An acquaintance told me yesterday that she's quit reading a community website that she used to enjoy. Why?

I can't stand the commenters. I can't believe the amount of time on people's hands, and how nasty and petty they are. I think people on public forums should be required to use their real names when commenting. If they did I think there would actually be some quality of discussion, and it might be useful.

Anonymity or pseudonymity can indeed bring out the worst in people. That's true in both physical and virtual realms. I've long believed that with rare exceptions (for whistleblowers, political dissidents, victims of abuse) we are best served by online discourse among parties who use verifiable names. I wish strong cryptographic verification were feasible. For a host of reasons it isn't yet. But sites can at least use the OAuth mechanism to leverage existing Facebook or Twitter or Google or Microsoft identities. OAuth is easier to implement than it was a few years ago, and it's way better than using self-assigned screen names. You'll think twice about that nasty or petty comment if it's backed by an online identity that you've made a long-term investment in.

More durable identities will help improve web comments, but comment systems are broken in an even more fundamental way. You don't own or control what you say in comments that you post to forums, blogs, and Facebook. Your words are scattered all around the web. Things you can't do with that dispersed corpus include:

- Search it effectively

- Assure its long-term preservation

- Monitor its usage

Imagine a different way. You visit a site, read something, click the comment button, and launch an edit window. Nothing new there. But here's the twist. That edit window is wired to your personal cloud. That's where your words land. Then you syndicate your words back to the site you're posting to. What appears on that blog, or in a forum, or (in my dreams) on Facebook, is a view of one piece of your permanent digital archive.

There are technical challenges of course. This scheme will require a standard protocol enabling sites and personal clouds to collaborate in this way. And plenty of caching so that the site doesn't bog down trying to display a page that pulls in comments from many personal clouds. And given that caching, a backchannel that conveys usage data from the site to those clouds.

We can do this stuff. And there's money to be made doing it. Today, for example, I pay almost nothing for my WordPress blog -- just a token annual amount for domain name redirection. I'd pay more than that to connect my personal cloud to the entire WordPress ecosystem, and still more to extend that connection to the wider world of sites where my comments can appear.

Some of the best customers of such a service will be academics. There's a whole generation of frustrated young academics who want to regard blogging as a professional activity but can't. Why not? With rare exceptions, blogging doesn't count for reputation or tenure.

My favorite exception is the Polymath project, which began when Tim Gowers, an elite mathematician, asked his peers: Is massively collaborative mathematics possible? The answer, which Michael Nielsen explores in his book Reinventing Discovery, was resoundingly yes. Gowers, along with fellow Fields Medalist Terry Tao and others, have since used their LaTeX-aware blogs to host large discussions that have cracked some hard problems.

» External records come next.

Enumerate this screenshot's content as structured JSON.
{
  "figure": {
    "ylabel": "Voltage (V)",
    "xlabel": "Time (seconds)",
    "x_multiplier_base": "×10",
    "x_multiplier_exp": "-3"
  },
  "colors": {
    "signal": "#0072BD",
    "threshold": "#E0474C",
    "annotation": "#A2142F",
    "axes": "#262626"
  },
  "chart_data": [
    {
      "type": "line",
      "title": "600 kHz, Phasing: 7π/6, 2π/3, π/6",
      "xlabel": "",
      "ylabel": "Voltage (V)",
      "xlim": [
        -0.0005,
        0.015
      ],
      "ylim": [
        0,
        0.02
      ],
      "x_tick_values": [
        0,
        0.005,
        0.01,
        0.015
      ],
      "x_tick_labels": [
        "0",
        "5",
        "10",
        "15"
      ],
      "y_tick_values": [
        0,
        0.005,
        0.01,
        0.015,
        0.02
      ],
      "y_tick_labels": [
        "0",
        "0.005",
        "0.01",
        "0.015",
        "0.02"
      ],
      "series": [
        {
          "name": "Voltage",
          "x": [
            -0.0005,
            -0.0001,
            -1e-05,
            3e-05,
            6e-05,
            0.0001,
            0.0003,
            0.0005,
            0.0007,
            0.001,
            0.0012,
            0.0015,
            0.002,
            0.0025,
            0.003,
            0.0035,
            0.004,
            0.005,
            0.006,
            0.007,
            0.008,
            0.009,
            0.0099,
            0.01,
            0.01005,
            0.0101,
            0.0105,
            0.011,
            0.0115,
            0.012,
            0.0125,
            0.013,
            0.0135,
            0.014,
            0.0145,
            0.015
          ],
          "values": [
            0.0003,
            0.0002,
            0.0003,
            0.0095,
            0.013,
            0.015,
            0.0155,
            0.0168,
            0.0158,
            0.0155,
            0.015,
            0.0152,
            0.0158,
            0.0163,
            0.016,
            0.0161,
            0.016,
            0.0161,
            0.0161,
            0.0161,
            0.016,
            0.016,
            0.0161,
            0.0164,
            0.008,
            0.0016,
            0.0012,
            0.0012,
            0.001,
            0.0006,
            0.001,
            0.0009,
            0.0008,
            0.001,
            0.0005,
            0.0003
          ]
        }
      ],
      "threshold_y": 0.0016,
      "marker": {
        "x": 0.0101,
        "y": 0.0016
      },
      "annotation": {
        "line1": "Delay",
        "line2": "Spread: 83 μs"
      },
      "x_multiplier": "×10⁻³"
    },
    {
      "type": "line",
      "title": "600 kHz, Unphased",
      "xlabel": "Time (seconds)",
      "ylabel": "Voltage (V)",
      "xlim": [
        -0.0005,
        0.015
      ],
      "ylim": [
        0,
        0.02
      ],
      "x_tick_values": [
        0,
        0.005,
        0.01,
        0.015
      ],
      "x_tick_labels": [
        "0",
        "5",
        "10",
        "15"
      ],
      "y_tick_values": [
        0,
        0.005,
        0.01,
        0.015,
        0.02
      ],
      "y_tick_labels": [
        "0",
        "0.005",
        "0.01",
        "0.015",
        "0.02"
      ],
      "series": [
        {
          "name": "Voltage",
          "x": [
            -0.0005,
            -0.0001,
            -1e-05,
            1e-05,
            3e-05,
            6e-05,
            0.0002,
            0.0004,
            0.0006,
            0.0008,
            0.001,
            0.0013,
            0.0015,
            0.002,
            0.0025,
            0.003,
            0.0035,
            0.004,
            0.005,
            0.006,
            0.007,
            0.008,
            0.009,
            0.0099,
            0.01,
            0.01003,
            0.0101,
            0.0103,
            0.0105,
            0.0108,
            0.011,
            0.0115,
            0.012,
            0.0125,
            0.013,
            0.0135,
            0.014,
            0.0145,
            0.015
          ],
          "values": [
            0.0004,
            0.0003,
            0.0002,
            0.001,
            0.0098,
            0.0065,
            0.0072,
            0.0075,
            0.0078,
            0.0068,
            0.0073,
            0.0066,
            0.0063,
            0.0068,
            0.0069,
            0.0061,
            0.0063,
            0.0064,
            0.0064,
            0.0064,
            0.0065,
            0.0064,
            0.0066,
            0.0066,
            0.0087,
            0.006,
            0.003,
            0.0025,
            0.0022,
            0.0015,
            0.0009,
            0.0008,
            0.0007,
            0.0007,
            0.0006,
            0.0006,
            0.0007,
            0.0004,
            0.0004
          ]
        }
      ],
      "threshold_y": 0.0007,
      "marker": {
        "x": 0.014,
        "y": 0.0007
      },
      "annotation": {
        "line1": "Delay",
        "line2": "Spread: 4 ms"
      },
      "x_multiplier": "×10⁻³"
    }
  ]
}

When you're a Fields Medalist you can get away with that. But most academics aren't and can't, so they blog in their spare time. That's a shame because what the blogsophere so effectively enables -- open and free-flowing discourse -- embodies the academy's highest vision of itself.

In a meritocracy based on publication and citation, of course, you have to be able to publish in a controlled way, and you have to be able to count citations. Today those functions are provided centrally, by universities and by publishers, in ways that drastically limit open and free-flowing discourse.

We need to transform those central repositories into hubs that syndicate to and from personal clouds. It will do wonders not only for academic discourse but also for the entire web.